Auch weil in Österreich neben dem Katholizismus kaum eine christliche Religionsgemeinschaft eine Rolle spielte – allenfalls FPÖ-Chef HC Strache zeigte sich 2008 im Wahlkampf demonstrativ mit einer serbisch-orthodoxen „Brojanica“-Gebetskette, die ihm serbische Einwanderer geschenkt hatten -, erschien es de facto als undenkbar, dass österreichische Spitzenpolitiker, auch solche der ÖVP, bei Veranstaltungen wie „Awakening“ auftreten.
Gerade für ÖVP-Politiker wäre davon auszugehen gewesen, dass die Kosten eines solchen Besuches den Nutzen deutlich überstiegen hätten. Neben dem zu erwartenden „Fundamentalismus“-Vorwurf vonseiten linksliberaler Leitmedien hätte man auch gerade unter konservativen Katholiken mit Widerständen zu kämpfen gehabt, für die evangelikale Gemeinschaften einst als „Sekten“ galten. Auch die „fortschrittlich“ dominierte institutionalisierte Theologie reagiert auf die Aufwertung der Charismatiker durch die Politik verschnupft.
ORF sieht „Evangelikale auf dem Vormarsch“
Mittlerweile sieht aber auch der öffentlich-rechtliche ORF Evangelikale in Österreich „auf dem Vormarsch“. Die Erosion des katholischen Milieus und die zunehmende Marginalisierung konservativer und traditioneller Katholiken in Österreichs Kirche scheint im Gegenzug zu steigendem Interesse an Freikirchen geführt zu haben.
Den Gemeinden des 2013 gesetzlich anerkannten Dachverbandes „Freikirchen in Österreich“ sollen 20 000 Personen angehören – die Zahl der Gottesdienstbesucher soll doppelt so hoch sein. Dazu kommen Vereinigungen wie die Internationale Vereinigung Christlicher Geschäftsleute (IVCG) oder nicht organisierte Gruppen und Zusammenhänge mit Sitz in anderen Staaten, meist den USA – wie Bethel, wo Ben Fitzgerald es als Ziel formulierte, „Europa zurückzuholen“.
Mittlerweile begleiten evangelikale Initiativen wie die „KISI-Kids“, deren Schwerpunkt der Gesang ist, auch Veranstaltungen wie das Gebetsfrühstück im österreichischen Parlament, das seit 2016 von Abgeordneten aller Fraktionen besucht wird.

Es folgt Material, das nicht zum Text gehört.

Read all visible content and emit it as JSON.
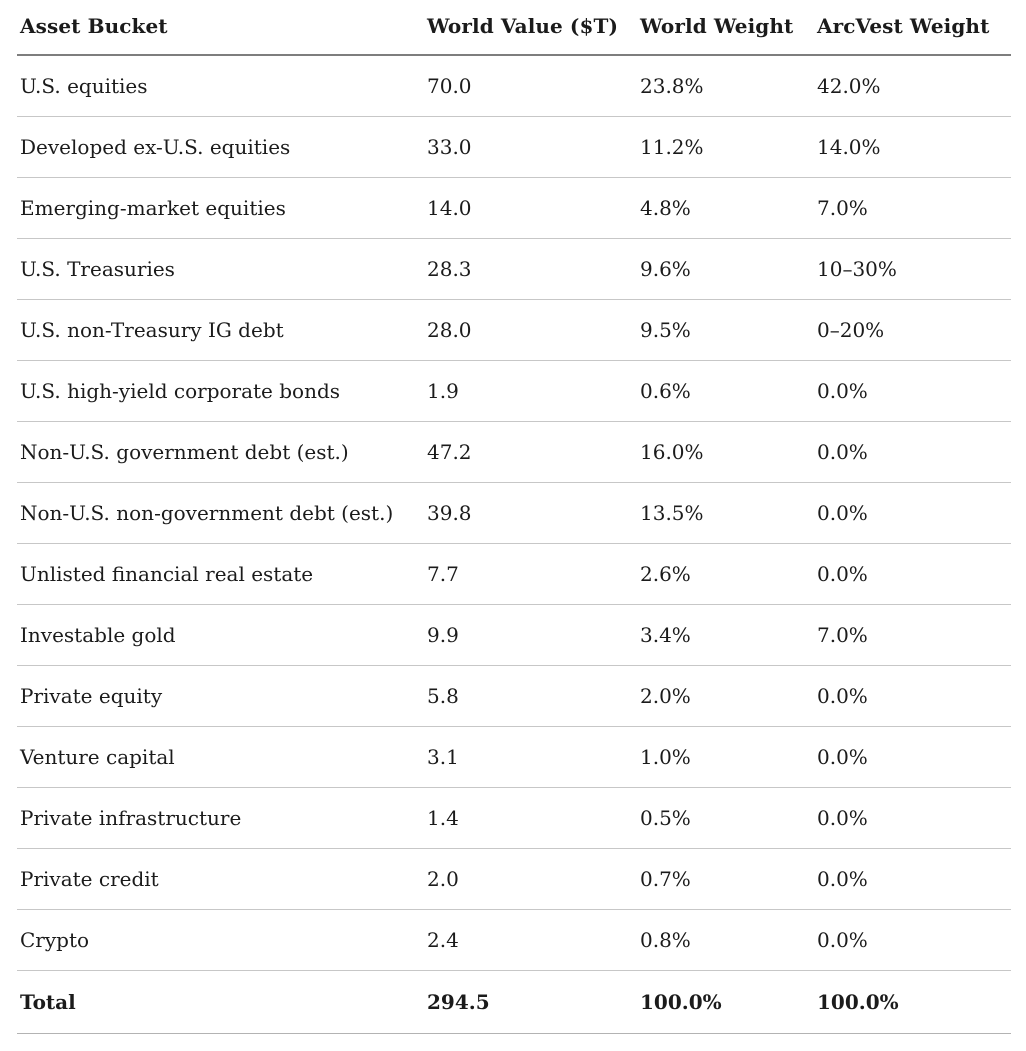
{
  "table": {
    "columns": [
      {
        "key": "asset",
        "label": "Asset Bucket"
      },
      {
        "key": "world_value",
        "label": "World Value ($T)"
      },
      {
        "key": "world_weight",
        "label": "World Weight"
      },
      {
        "key": "arcvest_weight",
        "label": "ArcVest Weight"
      }
    ],
    "rows": [
      {
        "asset": "U.S. equities",
        "world_value": "70.0",
        "world_weight": "23.8%",
        "arcvest_weight": "42.0%"
      },
      {
        "asset": "Developed ex-U.S. equities",
        "world_value": "33.0",
        "world_weight": "11.2%",
        "arcvest_weight": "14.0%"
      },
      {
        "asset": "Emerging-market equities",
        "world_value": "14.0",
        "world_weight": "4.8%",
        "arcvest_weight": "7.0%"
      },
      {
        "asset": "U.S. Treasuries",
        "world_value": "28.3",
        "world_weight": "9.6%",
        "arcvest_weight": "10–30%"
      },
      {
        "asset": "U.S. non-Treasury IG debt",
        "world_value": "28.0",
        "world_weight": "9.5%",
        "arcvest_weight": "0–20%"
      },
      {
        "asset": "U.S. high-yield corporate bonds",
        "world_value": "1.9",
        "world_weight": "0.6%",
        "arcvest_weight": "0.0%"
      },
      {
        "asset": "Non-U.S. government debt (est.)",
        "world_value": "47.2",
        "world_weight": "16.0%",
        "arcvest_weight": "0.0%"
      },
      {
        "asset": "Non-U.S. non-government debt (est.)",
        "world_value": "39.8",
        "world_weight": "13.5%",
        "arcvest_weight": "0.0%"
      },
      {
        "asset": "Unlisted financial real estate",
        "world_value": "7.7",
        "world_weight": "2.6%",
        "arcvest_weight": "0.0%"
      },
      {
        "asset": "Investable gold",
        "world_value": "9.9",
        "world_weight": "3.4%",
        "arcvest_weight": "7.0%"
      },
      {
        "asset": "Private equity",
        "world_value": "5.8",
        "world_weight": "2.0%",
        "arcvest_weight": "0.0%"
      },
      {
        "asset": "Venture capital",
        "world_value": "3.1",
        "world_weight": "1.0%",
        "arcvest_weight": "0.0%"
      },
      {
        "asset": "Private infrastructure",
        "world_value": "1.4",
        "world_weight": "0.5%",
        "arcvest_weight": "0.0%"
      },
      {
        "asset": "Private credit",
        "world_value": "2.0",
        "world_weight": "0.7%",
        "arcvest_weight": "0.0%"
      },
      {
        "asset": "Crypto",
        "world_value": "2.4",
        "world_weight": "0.8%",
        "arcvest_weight": "0.0%"
      }
    ],
    "total": {
      "asset": "Total",
      "world_value": "294.5",
      "world_weight": "100.0%",
      "arcvest_weight": "100.0%"
    }
  },
  "colors": {
    "text": "#1b1b1b",
    "header_rule": "#7e7e7e",
    "row_rule": "#c7c7c7",
    "total_rule": "#b3b3b3",
    "background": "#ffffff"
  }
}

Ob auch in Österreich bald brasilianische Verhältnisse herrschen und der Bedeutungsverlust der Katholischen Kirche durch evangelikale Gruppen egalisiert wird, die auch politisch an Einfluss gewinnen, ist noch ungewiss. Die Segnung des Sebastian Kurz bei „Awakening Austria“ könnte aber durchaus etwas Symbolträchtiges haben.